Blog WHS Visits
WHS #812: São Luis
No community member so far has succeeded in ‘completing’ Brazil. This is surprising, as its list does not feature any particularly hard-to-reach sites. The main ‘issue’ is that there are many of them and all spread out across this vast country: it takes a lot of stamina and certainly cannot be done in one trip. The state capital of Maranhão, São Luis, is one often lacking. It lies isolated in the far north, but with the upcoming nomination of Lençóis Maranhenses National Park some 250km away it surely will start to attract more people.
The town shows its WH status proudly. There are already signs with the familiar logo and the subtitle ‘City of Tiles’ upon entering the city border. In the historical city center they have maps indicating the sights and the delimitations of the core zone. The maps show no less than 73 monuments and 29 squares, and that turned out not to be an exaggeration.
I had put together my own City Walk and that brought me to the following places:
The Upper town (on the site of the original French fort) holds all the important public buildings, including the City Hall and the seat of the State government. They are built in a neoclassical style and in good condition. The supersized Christmas decorations almost take over the scene at the moment.
I had started my walk at 8 a.m., the time that all the homeless started waking up. There were lots of street cleaners and some police around as well, so it didn't become uncomfortable. The town has seen mainly lows since the cotton export went bust in the late 19th century (that’s what the cityscape made to ‘freeze’ in that period), but it is on the way up again now. Many of the historic buildings look bright and shiny and the public space seems to be taken care of.
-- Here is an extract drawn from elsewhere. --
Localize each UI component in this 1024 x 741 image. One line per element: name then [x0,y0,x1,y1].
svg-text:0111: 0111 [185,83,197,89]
However, it still is a far cry from the boutique hotels or the tourist hordes of Colombia’s Cartagena for example (which it resembles slightly).
Bypassing the Cathedral (which wasn’t open yet), I walked through a couple of shopping streets. One had examples of the modest small dwellings, single- or two-storeyed, which have facades decorated with azulejos too. So far I had only seen multi-story houses with balconies. All monumental buildings here seem to be either for sale or used by shops such as C&A, and one even is a parking garage. Like in Manaus and Belem, most buildings seem to have been made for commercial and public use and the number of churches is limited.
What also struck me is that not only there are lots of historical buildings with azulejo facades left, there’s a fair bit of Art Deco as well. Notable buildings include the former Roxy Cinema, the Post Office, and the Palacio de Commercio. There are even more, as I found out later in this study.
On my way back towards the river, I found the Franciscan cathedral now open. It is worth going inside as it has a striking gilded altar, a ceiling painting showing a Biblical scene in a landscape with palm trees, and of course plenty of azulejos on the floors and walls. Further south, there is a building that once housed a slave market (windows absent). The market building Mercado das Tulhas wasn’t too lively when I walked by.
I finished at the Casa do Maranhão. This is set in the former customs house, at a pretty location near the river. Its two floors are now in use as a folk museum, showing a good collection of costumes and other objects related to intangible heritage across all of Brazil.
I rated São Luis with 4 stars – I gave it half a bonus point for its festive atmosphere. I stayed in a guesthouse right at the heart of the historical center, and just when I was beginning to think in the evening that noise-wise this wasn’t the best choice, loud music started coming from the street. Live drumming it was, and certainly not by amateurs. From the open window in the lobby, I caught sight of a group of dancers dressed in ‘Indian’ costumes and drumming cowboys. A Bumba Meu Boi group! This specific folklore tradition hails from Maranhão and also has a spot on UNESCO’s Intangible Heritage List. I watched the performance from the ‘back’, and saw the drummers running back and forth to a fire they had started to reheat their goat leather tambourines to tune them.
Els - 11 December 2022
Jay T 11 December 2022
Completing Brazil does seem like an ambitious goal, with similar challenges for completion to the United States, Canada, and Russia (all with a modest number of sites that are spread out amongst a vast territory). I’m really surprised no one has currently completed it. I had thought João Aender had already completed it, but it looks like he now would need to make a visit to the newest site, Sítio Roberto Burle Marx. Thanks for the review of São Luis, and good luck on completing Brazil!